2. Add the wine to the pan and bubble until nearly all of it has evaporated. Reduce the heat to medium-low and stir in the chestnuts, cream, lemon juice and half the thyme leaves. Simmer gently for a few minutes, until the sauce has reduced a little, then season to taste. Transfer to a deep, 1.5-litre freezerproof and ovenproof dish and cool completely.

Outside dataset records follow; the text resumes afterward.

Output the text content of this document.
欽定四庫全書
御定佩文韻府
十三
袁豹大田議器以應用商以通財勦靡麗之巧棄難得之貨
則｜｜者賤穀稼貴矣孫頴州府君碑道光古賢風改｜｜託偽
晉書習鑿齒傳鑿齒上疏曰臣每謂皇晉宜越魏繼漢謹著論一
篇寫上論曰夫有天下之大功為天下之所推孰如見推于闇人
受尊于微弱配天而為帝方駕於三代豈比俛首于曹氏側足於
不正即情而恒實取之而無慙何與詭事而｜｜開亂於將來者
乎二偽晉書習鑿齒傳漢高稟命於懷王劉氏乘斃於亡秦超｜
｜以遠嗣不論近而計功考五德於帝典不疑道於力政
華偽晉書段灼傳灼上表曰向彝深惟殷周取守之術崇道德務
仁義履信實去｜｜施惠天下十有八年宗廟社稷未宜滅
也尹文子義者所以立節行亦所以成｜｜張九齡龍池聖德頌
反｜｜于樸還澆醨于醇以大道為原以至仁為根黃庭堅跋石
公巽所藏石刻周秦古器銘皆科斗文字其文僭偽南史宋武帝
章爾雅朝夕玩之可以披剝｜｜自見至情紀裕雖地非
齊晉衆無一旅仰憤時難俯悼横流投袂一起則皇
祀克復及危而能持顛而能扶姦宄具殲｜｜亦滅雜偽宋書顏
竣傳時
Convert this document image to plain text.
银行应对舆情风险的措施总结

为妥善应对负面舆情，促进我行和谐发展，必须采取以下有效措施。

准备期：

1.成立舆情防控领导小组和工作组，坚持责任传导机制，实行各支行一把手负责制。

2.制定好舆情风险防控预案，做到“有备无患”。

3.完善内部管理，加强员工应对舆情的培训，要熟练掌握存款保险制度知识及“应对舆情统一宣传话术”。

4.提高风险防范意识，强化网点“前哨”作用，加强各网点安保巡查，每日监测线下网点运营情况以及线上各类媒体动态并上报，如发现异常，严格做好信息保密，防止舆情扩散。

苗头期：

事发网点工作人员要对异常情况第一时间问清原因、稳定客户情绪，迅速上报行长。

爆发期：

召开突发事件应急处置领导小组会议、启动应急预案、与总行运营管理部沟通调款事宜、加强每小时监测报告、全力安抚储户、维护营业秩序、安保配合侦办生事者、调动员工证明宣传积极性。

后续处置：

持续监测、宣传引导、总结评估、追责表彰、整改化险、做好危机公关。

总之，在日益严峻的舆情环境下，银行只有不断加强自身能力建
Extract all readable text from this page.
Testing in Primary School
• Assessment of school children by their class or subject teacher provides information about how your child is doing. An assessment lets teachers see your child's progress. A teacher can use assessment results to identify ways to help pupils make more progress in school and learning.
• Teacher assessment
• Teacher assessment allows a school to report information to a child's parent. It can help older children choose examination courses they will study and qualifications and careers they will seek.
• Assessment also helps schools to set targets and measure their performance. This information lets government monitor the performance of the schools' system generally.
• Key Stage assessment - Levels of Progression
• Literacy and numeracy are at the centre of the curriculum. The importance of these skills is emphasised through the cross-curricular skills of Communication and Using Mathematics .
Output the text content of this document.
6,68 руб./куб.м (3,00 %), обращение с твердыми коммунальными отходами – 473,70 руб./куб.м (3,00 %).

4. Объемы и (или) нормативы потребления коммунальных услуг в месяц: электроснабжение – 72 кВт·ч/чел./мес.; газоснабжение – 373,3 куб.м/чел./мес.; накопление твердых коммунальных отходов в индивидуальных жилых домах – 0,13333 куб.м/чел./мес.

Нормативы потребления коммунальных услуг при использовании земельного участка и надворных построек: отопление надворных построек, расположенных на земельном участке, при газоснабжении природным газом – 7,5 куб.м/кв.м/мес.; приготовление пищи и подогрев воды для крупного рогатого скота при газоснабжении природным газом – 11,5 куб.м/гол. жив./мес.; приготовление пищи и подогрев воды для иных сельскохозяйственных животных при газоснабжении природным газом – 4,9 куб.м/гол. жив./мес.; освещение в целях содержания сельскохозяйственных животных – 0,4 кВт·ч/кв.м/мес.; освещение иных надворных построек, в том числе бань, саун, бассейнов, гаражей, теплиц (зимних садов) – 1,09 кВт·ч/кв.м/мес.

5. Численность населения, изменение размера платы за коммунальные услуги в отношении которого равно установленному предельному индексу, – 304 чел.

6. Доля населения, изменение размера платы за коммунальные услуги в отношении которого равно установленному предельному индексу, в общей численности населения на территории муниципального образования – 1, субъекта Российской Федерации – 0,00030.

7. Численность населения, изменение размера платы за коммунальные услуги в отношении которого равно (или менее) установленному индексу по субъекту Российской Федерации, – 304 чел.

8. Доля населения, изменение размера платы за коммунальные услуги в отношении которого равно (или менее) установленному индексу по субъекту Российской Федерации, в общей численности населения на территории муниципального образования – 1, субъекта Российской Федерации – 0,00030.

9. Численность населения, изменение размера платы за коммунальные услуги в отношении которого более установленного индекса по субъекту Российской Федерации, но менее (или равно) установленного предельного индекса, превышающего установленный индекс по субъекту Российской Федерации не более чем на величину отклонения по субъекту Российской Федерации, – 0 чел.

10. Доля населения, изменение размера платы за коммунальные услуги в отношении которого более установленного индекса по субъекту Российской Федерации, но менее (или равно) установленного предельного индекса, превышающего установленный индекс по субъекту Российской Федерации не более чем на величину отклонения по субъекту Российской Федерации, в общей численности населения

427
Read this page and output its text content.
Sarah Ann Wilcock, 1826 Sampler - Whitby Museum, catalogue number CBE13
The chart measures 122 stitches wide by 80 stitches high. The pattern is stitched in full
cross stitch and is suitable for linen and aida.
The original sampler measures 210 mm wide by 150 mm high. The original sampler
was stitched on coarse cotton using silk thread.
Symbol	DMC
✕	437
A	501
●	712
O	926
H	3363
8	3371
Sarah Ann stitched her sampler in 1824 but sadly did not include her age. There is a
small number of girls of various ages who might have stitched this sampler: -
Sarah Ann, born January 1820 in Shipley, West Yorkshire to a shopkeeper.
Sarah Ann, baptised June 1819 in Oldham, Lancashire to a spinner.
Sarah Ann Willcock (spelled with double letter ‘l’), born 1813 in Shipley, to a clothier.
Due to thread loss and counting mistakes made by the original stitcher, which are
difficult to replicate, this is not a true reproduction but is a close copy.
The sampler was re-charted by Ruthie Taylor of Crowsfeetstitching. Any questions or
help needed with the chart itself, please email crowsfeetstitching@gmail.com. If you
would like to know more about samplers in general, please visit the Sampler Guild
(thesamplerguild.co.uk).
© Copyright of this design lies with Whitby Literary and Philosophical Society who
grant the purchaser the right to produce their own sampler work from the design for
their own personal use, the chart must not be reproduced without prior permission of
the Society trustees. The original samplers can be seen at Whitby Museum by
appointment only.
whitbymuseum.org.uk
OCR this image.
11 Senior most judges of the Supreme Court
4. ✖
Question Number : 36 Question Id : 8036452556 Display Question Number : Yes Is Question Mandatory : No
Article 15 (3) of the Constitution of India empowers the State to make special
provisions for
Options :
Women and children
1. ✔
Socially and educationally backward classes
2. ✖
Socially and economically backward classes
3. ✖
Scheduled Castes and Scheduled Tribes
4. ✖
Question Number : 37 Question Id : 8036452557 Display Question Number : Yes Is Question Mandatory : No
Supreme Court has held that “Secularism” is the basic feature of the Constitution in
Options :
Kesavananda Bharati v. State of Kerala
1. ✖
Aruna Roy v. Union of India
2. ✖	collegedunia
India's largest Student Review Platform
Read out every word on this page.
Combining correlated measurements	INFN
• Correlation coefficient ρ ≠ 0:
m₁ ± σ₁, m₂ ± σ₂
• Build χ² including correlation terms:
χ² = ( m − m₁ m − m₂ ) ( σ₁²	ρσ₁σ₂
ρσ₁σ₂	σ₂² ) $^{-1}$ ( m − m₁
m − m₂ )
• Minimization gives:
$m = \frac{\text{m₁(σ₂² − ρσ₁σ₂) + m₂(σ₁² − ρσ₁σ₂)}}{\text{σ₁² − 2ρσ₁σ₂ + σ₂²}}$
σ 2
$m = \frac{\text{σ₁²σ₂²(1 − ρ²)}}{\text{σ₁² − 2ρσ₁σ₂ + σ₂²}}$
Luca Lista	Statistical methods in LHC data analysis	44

3. Stir the remaining thyme into the remaining melted butter. Brush half the filo pastry sheets with some of the thyme butter, lay 1 unbuttered filo sheet on top of 1 buttered filo sheet, then brush again with thyme butter. Halve each filo pile through the middle, so you have 8 smaller squares. Scrunch each square, then lay side by side on top of the filling, to give a ruffled filo topping. At this point, freeze or continue cooking to eat immediately.
TO EAT Defrost at room temperature for 8 hours, or in the fridge for 24 hours. Bring up to room temperature. Cook at 190°C/fan170°C/gas 5 for 25 minutes or until the filling is piping hot and the filo pastry is golden. Serve with steamed spring greens.
TO FREEZE Cover with cling film, label and freeze for up to 1 month.
- Match with a smooth and aromatic French Pinot Noir.